This store is always crowded. No exceptions. Every day of the week. All hours. The parking lot is a nightmare and trying to get across 10 lanes of Virginia Beach Blvd., if you're coming from the Salvation Army across the street, will either be surprisingly simple or an unforgettable near-death experience that isn't worth finding a ceramic clown-cat figurine for $2.98.
But since you made it, you might as well buy some gently used boxer shorts and change into them immediately. Ahhhhhhhhh...much better.
I told you how hard it is to write thrift store reviews the first time I wrote one. You simply cannot write a comprehensive overview of a thrift store's layout, prices, and selection because ALL of those things can change from day to day. What if I wrote about how they always have a bunch of cool 45s and MAD paperbacks, you go the next day and they're all gone? I'd be sued. So, I'm just going to condense my decade of going here and give you the basic gist of this place. Anyway, that first review I did was too long. Right, 7 faithful readers? (all together in a monotonous groan - "yyyyyeeeesssss")
The Disabled American Veteran's Thrift Store at 5517 Virginia Beach Blvd. is chock full of piles of books and electronics and all sorts of junk. Wood junk, plastic junk, clay, glass, wire, steel, foam, all sorts. And clothes. Lots of clothes and accessories. You're gonna have to fight for walking space and constantly squeeze past people. You'll most likely get in other people's way, too. Sometimes, it'll be the same person at various locations in the store. The aisles are barely big enough for one person, let alone 2. And unless you're planning on buying 80 pounds of stuff, don't get a cart. There's nothing worse than an old lady blocking your view of something for 20 minutes because she has a cart with a single spoon rest in it.
You will find something good here. Just look hard. Most likely, it won't be in the glass-countered, boutique area up front containing all the "highly collectable and valuable"(wink, wink) stuff. You might find a treasure. Who knows? Stuff is only really worth what you think it's worth, right? Would you rather have a 1961 Don Drysdale baseball card or an old book that used to be on the coffee table at your grandma's house that you always remembered for some reason?
In the past I've found great records, weird desk stuff, an odd piece of clothing here and there, and wall stuff (posters, art, frames, plaques). There's a seperate section for "wooden" stuff if you're into painting over stuff and making it your own "thing". The prices are pretty dern good and if something's been there for a while, they'll mark it down. I'm waiting for this to go down a dollar. Always wanted one, but there's no way I'm spending $4.98 on it.

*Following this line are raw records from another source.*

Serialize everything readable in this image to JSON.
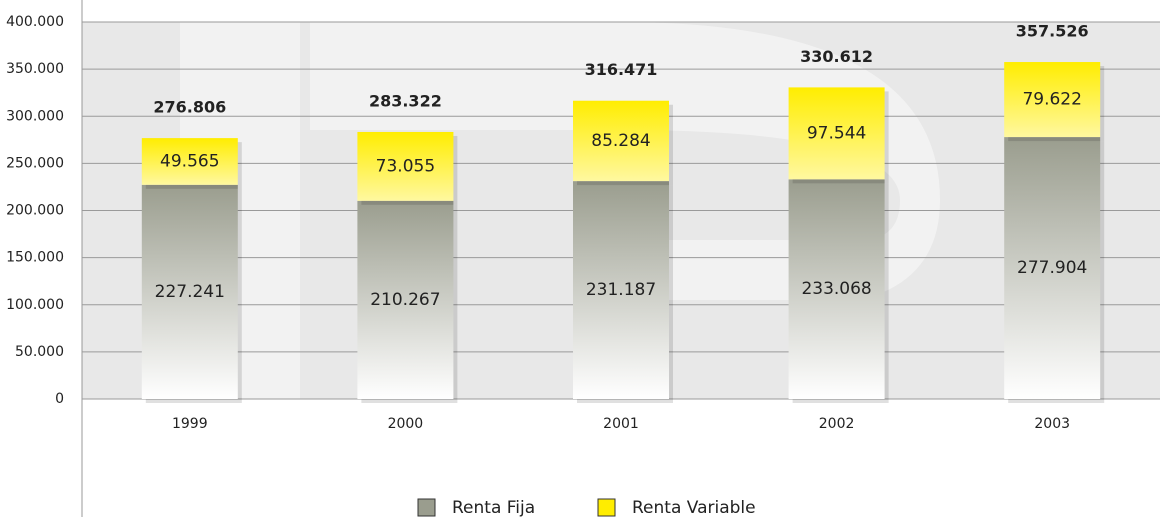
{
  "chart_data": {
    "type": "stacked_bar",
    "categories": [
      "1999",
      "2000",
      "2001",
      "2002",
      "2003"
    ],
    "series": [
      {
        "name": "Renta Fija",
        "color": "#9a9d8e",
        "values": [
          227241,
          210267,
          231187,
          233068,
          277904
        ],
        "value_labels": [
          "227.241",
          "210.267",
          "231.187",
          "233.068",
          "277.904"
        ]
      },
      {
        "name": "Renta Variable",
        "color": "#ffed00",
        "values": [
          49565,
          73055,
          85284,
          97544,
          79622
        ],
        "value_labels": [
          "49.565",
          "73.055",
          "85.284",
          "97.544",
          "79.622"
        ]
      }
    ],
    "totals": {
      "values": [
        276806,
        283322,
        316471,
        330612,
        357526
      ],
      "value_labels": [
        "276.806",
        "283.322",
        "316.471",
        "330.612",
        "357.526"
      ]
    },
    "ylim": [
      0,
      400000
    ],
    "yticks": [
      0,
      {
        "value": 50000,
        "label": "50.000"
      },
      {
        "value": 100000,
        "label": "100.000"
      },
      {
        "value": 150000,
        "label": "150.000"
      },
      {
        "value": 200000,
        "label": "200.000"
      },
      {
        "value": 250000,
        "label": "250.000"
      },
      {
        "value": 300000,
        "label": "300.000"
      },
      {
        "value": 350000,
        "label": "350.000"
      },
      {
        "value": 400000,
        "label": "400.000"
      }
    ],
    "grid": true,
    "legend": "bottom"
  }
}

Again, wear headphones if you got 'em. There's usually a radio station on and they keep interrupting the music with all-important announcements concerning an employee that needs to either go up front or to the back. I also hate when an 18 minute block of commercials comes on the store speakers and we all have to listen to them together.
All the typical customers are here:
- the hoarders
- the know-it-alls
- the mother of 14s
- the Mr. Fix-its
- the creepy stare stalkers
- the "thripsters" (thrifting hipsters)
- the price gaspers ("It's HOW MUCH?!)
- the feisty tots
- the dumpy bumpers
- the treasure trolls
- the fart & darters
- the merchandise smashers
and last, but not least....
- the solitary Asian man that has his hands clasped behind his back that looks at everything with the greatest of interest, yet rarely unclasps his hands to touch an object
You'll enjoy this store. If you don't see anything worth buying, just take a picture of it. Do you really need more useless, thrift store crap?